L’Italia cammina sulle uova perché alle nostre decisioni sono collegati i fondi del Next generation Eu, a loro volta necessari per il rilancio post Covid. Ma anche, verde o non verde, inflazione che prima o poi indurrà la stessa Bce a rivedere la prudenza sui tassi d’interesse. Il tutto mentre inizia l’anno dedicato alla modifica del patto di stabilità europeo che l’Italia, come la Francia che ha ora la presidenza del semestre Ue, vuole meno stringente. Dunque Giancarlo Giorgetti su mandato di Mario Draghi potrà promettere alle imprese altre misure-tampone dopo quelle già dedicate alle famiglie: si parte da 7-8 miliardi per parziale eliminazione degli oneri aggiuntivi in bolletta (accise e spese di sistema, ma non l’Iva), dall’utilizzo del ricavato dei proventi delle aste di emissioni Co2, un bizantino meccanismo di debiti e crediti tra grandi produttori e grandi consumatori (2,5 miliardi), da una tassa sugli extraprofitti dei gruppi energetici, tra i quali c’è peraltro Enel che gli utili li versa in gran parte al Tesoro. Non c’è modo ora di affrontare in maniera strutturale una questione che certamente non è solo italiana, e che nella stessa Europa e nel mondo non colpisce in eguale misura. L’inflazione annua italiana è al 3,9 per cento, in Germania al 5,7, in Francia al 2,8, nella media Ue al 5. Negli Usa al 7, in Giappone a zero, in Cina all’1,5.

 

Colpisce i paesi con scorte fossili e con materie prime; dotate o meno di energia nucleare; che in questo momento sono più avanti, per esempio, nella conversione elettrica o ibrida dell’auto (Cina e Giappone, ma la Tesla è americana e sta vivendo un boom). Qual è la differenza? Sostanzialmente che fuori dalla Ue le banche centrali hanno le mani più libere sui tassi, il che non sarebbe un bene per noi se lo facesse la Bce; ma soprattutto che i piani governativi hanno posto all’industria meno vincoli green. E anche questi, nell’Eurozona, non producono gli stessi risultati.
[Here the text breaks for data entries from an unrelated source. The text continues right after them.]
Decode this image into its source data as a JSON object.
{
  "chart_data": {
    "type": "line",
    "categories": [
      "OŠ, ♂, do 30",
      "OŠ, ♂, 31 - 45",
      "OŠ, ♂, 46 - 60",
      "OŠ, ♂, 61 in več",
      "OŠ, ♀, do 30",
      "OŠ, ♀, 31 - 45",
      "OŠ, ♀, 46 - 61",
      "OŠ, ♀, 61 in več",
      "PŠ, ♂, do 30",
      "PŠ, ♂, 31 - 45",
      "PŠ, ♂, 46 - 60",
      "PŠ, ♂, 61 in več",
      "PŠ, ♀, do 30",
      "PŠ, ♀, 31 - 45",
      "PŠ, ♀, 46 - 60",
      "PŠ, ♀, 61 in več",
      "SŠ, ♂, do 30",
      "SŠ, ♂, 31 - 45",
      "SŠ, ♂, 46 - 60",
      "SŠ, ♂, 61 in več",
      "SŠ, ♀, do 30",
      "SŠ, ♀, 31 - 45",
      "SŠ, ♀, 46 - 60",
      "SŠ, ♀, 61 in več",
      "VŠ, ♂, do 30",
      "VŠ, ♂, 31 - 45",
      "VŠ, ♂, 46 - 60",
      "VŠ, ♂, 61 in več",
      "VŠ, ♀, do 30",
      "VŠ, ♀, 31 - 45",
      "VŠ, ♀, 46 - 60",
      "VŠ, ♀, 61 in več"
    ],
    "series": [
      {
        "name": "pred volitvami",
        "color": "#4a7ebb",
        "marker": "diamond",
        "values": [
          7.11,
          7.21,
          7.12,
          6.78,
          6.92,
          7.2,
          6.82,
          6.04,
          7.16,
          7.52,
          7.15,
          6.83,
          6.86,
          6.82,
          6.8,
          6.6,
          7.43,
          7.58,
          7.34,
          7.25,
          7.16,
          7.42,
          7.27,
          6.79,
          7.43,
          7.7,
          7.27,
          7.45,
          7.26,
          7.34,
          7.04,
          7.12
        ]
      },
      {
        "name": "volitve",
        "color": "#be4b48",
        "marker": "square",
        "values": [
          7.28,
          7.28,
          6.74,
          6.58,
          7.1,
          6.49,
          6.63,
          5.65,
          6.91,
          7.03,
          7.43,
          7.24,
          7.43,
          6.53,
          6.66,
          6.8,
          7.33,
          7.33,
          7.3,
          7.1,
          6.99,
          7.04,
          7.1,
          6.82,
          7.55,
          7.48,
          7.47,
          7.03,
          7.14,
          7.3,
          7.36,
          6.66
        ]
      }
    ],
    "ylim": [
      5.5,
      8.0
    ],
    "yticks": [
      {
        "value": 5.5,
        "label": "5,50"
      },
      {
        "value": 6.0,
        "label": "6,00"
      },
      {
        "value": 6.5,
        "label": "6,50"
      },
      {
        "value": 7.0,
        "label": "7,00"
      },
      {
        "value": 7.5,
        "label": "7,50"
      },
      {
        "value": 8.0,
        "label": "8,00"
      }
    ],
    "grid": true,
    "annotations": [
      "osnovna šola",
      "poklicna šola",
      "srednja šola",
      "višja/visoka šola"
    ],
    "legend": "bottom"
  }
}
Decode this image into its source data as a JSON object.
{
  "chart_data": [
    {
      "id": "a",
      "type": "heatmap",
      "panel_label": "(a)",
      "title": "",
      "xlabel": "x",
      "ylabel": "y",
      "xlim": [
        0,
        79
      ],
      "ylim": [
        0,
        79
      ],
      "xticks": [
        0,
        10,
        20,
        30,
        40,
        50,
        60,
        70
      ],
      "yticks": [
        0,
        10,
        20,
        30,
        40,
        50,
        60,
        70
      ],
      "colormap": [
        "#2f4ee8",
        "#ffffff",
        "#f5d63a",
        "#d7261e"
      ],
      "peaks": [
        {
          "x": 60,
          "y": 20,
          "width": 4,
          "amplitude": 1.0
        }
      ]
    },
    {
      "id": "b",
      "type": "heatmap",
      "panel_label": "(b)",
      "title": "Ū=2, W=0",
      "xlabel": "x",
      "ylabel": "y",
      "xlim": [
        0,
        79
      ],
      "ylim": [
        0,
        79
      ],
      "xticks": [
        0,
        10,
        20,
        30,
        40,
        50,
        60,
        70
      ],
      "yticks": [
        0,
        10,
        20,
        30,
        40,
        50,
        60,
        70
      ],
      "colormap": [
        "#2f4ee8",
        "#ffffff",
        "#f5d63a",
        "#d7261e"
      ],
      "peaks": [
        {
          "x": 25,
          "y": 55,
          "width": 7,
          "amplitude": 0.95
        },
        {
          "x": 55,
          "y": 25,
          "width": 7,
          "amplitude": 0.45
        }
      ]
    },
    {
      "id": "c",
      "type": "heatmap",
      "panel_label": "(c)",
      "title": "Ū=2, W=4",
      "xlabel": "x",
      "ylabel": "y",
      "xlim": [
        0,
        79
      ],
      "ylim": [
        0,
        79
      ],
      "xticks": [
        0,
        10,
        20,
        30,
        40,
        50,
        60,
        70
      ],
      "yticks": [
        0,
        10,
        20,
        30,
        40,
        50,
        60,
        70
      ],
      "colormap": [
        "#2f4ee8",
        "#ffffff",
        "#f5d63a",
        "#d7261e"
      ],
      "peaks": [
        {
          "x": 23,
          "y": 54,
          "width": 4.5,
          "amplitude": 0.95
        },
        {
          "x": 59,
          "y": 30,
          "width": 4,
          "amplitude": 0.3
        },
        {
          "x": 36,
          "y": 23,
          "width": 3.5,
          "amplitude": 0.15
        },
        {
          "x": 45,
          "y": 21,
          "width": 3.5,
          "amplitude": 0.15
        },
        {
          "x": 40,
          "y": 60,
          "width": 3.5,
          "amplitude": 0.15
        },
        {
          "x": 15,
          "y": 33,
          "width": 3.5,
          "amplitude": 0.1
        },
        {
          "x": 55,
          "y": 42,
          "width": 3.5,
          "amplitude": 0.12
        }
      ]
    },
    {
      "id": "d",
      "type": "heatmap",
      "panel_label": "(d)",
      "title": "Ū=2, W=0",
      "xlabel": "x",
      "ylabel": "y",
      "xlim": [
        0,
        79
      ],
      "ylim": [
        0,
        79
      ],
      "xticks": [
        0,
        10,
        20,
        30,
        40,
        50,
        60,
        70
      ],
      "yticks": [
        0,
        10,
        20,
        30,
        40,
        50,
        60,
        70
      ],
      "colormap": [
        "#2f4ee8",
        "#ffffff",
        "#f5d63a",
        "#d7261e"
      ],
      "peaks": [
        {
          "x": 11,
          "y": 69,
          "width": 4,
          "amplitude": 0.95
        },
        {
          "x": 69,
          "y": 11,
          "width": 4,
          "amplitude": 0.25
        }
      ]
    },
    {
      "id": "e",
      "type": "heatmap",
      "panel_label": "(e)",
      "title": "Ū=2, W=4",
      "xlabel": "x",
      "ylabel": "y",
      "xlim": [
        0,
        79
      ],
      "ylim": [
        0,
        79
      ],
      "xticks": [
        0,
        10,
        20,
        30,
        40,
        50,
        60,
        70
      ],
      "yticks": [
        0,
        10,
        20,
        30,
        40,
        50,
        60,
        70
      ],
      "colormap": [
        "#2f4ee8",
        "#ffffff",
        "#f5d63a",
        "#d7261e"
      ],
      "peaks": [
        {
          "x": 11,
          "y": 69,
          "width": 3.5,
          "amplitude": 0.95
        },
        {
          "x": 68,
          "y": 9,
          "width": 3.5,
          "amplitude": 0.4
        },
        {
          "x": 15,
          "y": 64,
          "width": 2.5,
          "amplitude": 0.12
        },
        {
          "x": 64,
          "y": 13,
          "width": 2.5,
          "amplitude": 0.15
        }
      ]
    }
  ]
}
Per esempio: il Tesoro tedesco ha emesso un Bund indicizzato all’inflazione per reperire fondi contro il caro energia; strada battuta dall’Italia finché l’aumento dei prezzi è stato contenuto. Oggi fare debito per l’emergenza risulterebbe troppo caro e l’ esempio tedesco induce prudenza: quel Bund ha riportato il rendimento sopra lo zero, uno dei motivi del rialzo virtuale dello spread e di quello reale dei nostri titoli, dai triennali in su. La Confindustria ha documentato come finora il rialzo del gas e delle materie prime sia stato assorbito dalle imprese senza riflessi sui prezzi al consumo. Ma questo ha eroso i margini: si esce dal Covid con produzione, occupazione e Pil di nuovo a repentaglio. Un buon argomento da inserire nelle trattative sul patto di stabilità sarebbe lo scorporare dal debito gli investimenti verdi penalizzati dai costi energetici. Bisognerebbe però dismettere parecchia ideologia, e quanto all’Italia capire che il ritardo dipende anche da noi. Vedi per esempio alla voce trasporti pubblici e concorrenza.